The ruling came after the deadline that the highest court had given Congress to issue legislation in this regard on April 30.
The sentence adds to the use of cannabis for medicinal purposes, decriminalized since June 2017. On March 10, the Chamber of Deputies had approved a bill in this regard. A vote was lacking in the Senate, which had already endorsed the text in November, but had to retake it after several changes in the Lower House. However, in early April, the ruling majority in the Senate said they were analyzing postponing the final discussion until September.
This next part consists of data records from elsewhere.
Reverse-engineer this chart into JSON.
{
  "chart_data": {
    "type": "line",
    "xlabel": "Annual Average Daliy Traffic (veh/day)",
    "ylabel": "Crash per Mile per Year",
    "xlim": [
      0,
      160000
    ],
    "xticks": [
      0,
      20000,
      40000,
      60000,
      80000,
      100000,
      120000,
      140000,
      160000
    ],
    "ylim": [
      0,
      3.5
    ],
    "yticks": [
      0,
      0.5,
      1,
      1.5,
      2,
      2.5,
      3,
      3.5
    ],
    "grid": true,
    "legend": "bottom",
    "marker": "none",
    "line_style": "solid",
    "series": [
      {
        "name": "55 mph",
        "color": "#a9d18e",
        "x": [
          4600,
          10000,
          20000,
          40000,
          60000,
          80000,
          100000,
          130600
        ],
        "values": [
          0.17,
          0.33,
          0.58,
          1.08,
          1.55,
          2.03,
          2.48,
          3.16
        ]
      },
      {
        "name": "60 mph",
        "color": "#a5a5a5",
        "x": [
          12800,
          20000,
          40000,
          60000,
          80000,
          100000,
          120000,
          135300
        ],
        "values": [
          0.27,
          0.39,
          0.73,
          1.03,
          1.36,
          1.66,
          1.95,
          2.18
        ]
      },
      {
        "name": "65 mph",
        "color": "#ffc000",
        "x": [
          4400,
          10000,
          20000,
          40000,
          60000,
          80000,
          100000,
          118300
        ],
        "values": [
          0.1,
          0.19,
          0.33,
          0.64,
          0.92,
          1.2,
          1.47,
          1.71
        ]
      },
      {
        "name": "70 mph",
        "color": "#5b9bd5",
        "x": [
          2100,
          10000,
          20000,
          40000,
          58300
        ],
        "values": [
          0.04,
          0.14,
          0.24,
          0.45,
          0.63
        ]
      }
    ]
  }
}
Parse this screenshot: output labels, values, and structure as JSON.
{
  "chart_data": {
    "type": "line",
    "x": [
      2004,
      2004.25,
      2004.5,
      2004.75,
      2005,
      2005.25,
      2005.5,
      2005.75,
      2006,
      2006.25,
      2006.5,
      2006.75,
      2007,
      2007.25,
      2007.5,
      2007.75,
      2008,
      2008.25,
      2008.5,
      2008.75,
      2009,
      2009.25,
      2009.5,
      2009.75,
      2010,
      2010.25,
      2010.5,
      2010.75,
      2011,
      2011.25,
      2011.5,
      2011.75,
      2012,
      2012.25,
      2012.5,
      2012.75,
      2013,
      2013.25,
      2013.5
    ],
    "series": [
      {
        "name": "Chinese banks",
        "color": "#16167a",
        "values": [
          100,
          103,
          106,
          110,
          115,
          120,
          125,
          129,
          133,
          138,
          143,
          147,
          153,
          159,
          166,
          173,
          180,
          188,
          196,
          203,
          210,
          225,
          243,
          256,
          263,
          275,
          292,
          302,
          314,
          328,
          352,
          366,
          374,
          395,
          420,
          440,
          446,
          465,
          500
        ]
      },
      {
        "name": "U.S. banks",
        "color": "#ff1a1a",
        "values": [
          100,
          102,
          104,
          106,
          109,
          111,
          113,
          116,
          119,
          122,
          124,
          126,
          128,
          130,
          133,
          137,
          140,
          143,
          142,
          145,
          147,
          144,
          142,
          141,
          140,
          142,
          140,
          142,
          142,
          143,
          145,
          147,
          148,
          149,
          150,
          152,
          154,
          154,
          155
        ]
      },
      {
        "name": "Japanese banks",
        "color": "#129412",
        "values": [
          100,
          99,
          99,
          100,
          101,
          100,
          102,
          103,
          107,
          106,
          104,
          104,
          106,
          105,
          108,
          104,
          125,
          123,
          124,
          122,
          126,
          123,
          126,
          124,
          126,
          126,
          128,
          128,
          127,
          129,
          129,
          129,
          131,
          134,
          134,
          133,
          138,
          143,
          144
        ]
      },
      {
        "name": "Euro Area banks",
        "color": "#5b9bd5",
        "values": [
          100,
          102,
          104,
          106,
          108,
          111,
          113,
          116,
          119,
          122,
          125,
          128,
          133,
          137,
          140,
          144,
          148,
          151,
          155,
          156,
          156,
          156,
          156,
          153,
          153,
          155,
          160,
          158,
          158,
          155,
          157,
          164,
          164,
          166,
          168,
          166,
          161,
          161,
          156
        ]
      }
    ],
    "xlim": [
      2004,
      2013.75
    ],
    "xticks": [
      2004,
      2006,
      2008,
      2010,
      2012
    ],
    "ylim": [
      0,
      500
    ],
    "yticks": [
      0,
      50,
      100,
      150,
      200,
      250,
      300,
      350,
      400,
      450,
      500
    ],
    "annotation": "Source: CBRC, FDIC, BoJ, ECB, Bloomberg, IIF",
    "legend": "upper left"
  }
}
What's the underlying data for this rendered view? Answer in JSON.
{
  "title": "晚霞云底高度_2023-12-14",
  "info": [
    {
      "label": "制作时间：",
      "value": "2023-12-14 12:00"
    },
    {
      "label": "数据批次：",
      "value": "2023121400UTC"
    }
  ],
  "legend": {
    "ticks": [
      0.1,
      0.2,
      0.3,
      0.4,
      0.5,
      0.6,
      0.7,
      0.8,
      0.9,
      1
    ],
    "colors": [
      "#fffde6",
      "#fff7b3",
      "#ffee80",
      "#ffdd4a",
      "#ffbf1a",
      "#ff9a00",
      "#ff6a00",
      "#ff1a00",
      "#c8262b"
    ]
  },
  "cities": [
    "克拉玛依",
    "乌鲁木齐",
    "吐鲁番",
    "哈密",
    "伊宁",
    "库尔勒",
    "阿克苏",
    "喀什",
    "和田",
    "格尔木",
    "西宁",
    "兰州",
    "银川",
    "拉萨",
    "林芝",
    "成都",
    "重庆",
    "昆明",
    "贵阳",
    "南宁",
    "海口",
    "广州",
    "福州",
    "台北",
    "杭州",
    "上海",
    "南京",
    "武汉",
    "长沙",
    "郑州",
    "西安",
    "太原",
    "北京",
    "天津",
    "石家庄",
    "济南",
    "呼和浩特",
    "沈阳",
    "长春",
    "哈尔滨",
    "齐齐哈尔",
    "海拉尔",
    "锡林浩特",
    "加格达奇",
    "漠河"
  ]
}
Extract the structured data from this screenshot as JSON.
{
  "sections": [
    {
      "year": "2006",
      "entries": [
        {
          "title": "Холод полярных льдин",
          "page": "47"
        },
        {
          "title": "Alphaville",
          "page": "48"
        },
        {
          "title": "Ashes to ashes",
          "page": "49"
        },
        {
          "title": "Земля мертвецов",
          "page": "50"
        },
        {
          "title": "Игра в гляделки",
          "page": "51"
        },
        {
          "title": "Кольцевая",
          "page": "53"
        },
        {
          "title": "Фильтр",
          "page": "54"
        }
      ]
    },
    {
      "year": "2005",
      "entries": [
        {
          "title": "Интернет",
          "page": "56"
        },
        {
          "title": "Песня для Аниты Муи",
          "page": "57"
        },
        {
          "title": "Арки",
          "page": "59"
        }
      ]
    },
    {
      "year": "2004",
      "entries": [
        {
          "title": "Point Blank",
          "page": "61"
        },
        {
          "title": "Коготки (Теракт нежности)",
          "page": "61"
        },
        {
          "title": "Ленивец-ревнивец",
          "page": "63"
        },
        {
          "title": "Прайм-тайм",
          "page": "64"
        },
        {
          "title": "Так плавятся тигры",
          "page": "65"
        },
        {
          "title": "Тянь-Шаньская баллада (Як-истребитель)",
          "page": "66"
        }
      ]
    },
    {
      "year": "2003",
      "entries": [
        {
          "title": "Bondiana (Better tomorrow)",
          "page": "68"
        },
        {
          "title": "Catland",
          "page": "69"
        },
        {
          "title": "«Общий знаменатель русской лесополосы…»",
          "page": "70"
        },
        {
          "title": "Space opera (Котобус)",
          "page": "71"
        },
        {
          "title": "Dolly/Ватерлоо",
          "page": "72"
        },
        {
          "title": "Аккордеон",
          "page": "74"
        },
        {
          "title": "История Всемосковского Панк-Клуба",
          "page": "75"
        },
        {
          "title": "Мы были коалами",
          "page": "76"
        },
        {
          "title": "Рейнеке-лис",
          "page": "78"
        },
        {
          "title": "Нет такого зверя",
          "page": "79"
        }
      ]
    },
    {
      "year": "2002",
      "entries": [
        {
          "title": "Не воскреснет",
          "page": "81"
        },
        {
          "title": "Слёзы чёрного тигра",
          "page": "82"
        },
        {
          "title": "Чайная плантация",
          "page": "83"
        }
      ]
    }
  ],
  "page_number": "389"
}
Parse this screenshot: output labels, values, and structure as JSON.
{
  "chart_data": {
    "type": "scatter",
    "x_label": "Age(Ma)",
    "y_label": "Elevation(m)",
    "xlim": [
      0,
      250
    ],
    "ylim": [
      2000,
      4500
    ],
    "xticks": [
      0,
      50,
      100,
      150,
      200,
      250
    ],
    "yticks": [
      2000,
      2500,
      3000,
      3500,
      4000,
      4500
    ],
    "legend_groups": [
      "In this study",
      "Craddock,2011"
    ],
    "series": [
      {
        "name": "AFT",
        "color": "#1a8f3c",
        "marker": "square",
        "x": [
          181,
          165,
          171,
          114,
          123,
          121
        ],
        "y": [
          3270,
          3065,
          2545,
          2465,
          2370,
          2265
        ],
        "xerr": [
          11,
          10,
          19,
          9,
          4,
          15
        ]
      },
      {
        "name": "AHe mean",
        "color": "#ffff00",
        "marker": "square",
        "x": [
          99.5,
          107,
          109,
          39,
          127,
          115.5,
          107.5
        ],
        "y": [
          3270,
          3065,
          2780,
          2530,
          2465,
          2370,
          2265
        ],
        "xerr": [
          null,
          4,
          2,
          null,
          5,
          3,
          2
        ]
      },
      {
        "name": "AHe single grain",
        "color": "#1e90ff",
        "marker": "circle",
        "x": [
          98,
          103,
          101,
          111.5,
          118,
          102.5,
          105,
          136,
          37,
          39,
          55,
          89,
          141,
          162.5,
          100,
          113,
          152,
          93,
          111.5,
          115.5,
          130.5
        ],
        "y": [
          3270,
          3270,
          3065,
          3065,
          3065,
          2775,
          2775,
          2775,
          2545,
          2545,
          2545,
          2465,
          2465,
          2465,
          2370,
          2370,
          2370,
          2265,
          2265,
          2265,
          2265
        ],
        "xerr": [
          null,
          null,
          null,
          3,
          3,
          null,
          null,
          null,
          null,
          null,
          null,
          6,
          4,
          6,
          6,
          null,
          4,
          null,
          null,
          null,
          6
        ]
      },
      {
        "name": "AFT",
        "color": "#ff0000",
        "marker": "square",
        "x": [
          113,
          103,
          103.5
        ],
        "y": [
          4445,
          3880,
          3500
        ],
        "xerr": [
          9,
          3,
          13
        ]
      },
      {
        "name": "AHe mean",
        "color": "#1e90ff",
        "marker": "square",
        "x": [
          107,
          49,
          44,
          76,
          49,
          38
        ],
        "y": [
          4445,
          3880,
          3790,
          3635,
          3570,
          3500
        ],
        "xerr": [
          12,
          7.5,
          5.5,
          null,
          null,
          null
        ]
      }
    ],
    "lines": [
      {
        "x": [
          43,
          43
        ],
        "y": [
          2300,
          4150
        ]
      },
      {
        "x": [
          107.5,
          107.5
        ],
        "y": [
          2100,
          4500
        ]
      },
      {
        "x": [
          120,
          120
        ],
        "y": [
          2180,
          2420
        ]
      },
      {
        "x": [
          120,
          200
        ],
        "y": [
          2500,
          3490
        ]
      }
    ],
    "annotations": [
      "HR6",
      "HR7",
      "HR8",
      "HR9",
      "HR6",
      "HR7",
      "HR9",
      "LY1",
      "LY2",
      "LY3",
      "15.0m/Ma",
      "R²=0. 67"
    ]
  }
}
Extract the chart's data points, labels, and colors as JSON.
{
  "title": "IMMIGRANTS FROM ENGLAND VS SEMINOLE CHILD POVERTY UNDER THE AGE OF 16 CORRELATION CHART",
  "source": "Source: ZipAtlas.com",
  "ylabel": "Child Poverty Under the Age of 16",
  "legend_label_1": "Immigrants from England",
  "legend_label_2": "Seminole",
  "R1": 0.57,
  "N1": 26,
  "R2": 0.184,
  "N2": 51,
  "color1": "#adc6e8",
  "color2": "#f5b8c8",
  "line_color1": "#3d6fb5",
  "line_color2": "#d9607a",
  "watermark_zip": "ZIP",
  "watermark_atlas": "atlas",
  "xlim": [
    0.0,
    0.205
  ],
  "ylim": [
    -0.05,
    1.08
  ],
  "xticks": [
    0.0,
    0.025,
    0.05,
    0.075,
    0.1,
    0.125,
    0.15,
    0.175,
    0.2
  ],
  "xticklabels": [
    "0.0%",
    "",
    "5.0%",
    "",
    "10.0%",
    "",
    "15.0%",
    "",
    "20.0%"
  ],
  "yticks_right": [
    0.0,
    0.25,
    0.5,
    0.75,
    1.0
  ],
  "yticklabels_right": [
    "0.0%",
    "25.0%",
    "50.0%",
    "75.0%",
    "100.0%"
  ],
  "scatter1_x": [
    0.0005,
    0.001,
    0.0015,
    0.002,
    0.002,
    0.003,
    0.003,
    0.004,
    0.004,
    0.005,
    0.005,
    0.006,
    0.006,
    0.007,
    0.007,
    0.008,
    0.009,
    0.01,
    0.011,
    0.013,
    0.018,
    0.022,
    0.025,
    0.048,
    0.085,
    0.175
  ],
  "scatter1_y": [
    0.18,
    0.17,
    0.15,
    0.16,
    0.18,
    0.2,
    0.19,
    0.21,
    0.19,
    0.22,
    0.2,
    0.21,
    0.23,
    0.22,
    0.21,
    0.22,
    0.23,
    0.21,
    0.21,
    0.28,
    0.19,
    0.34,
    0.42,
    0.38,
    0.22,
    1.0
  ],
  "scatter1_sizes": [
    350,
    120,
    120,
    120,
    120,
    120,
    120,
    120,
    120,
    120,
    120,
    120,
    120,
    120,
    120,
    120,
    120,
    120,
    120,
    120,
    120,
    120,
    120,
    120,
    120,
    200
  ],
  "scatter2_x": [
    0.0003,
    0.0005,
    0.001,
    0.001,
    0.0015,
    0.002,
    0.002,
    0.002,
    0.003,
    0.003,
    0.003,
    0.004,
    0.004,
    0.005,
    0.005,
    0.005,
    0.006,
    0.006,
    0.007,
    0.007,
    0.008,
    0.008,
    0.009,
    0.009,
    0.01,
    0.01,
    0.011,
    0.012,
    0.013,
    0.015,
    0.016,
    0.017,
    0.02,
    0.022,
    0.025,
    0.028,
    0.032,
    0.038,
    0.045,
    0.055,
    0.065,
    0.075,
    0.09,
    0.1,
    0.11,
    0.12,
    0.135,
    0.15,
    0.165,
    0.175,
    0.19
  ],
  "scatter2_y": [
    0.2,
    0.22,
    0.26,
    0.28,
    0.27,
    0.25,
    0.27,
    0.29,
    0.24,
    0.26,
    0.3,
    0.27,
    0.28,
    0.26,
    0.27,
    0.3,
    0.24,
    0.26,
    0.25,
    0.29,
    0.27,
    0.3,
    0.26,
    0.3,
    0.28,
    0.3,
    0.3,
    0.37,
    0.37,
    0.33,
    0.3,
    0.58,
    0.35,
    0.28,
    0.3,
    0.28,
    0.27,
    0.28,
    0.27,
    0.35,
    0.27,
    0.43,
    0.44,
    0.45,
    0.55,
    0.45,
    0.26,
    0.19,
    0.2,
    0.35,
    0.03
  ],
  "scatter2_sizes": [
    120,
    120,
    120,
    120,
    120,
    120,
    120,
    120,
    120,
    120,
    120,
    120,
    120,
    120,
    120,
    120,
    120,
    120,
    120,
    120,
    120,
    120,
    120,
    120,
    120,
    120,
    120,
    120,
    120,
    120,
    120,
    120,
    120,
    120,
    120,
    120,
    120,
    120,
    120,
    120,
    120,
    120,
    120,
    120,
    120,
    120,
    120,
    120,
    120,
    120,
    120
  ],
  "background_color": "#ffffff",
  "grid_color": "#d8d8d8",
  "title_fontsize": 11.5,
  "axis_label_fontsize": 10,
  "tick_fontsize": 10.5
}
Although civil organizations and specialists applauded the Supreme Court’s decision, they warned that Congress still needs to regulate the matter. “The penalization of cannabis users still persists, since the decision does not affect the penal system and leaves a legal void with respect to the consumption, cultivation and distribution” of the plant, the NGO Mexico United Against Crime said on Twitter.
The decision is a milestone for Mexico, of 126 million people, which has been plunged into a violent spiral since 2006, when the then federal government launched a controversial military operation against powerful drug cartels. Since then, the country has accumulated more than 300,000 murders, most of them attributed to organized crime, so legislators and activists believe that the legalization of consumption can help stop the bloodbath.
Promoters of decriminalization, such as the Grupo Promotor de la Industria del Cannabis (GPIC), consider that recent legal measures outline Mexico as the largest market in the world, above the United States and Canada. In 2020 alone, 244 tons of marijuana were seized in the country.
The most recent national survey on drugs (2016) found that 7.3 million Mexicans between 12 and 65 years old tried marijuana at some point and 1.82 million showed prevalence of use.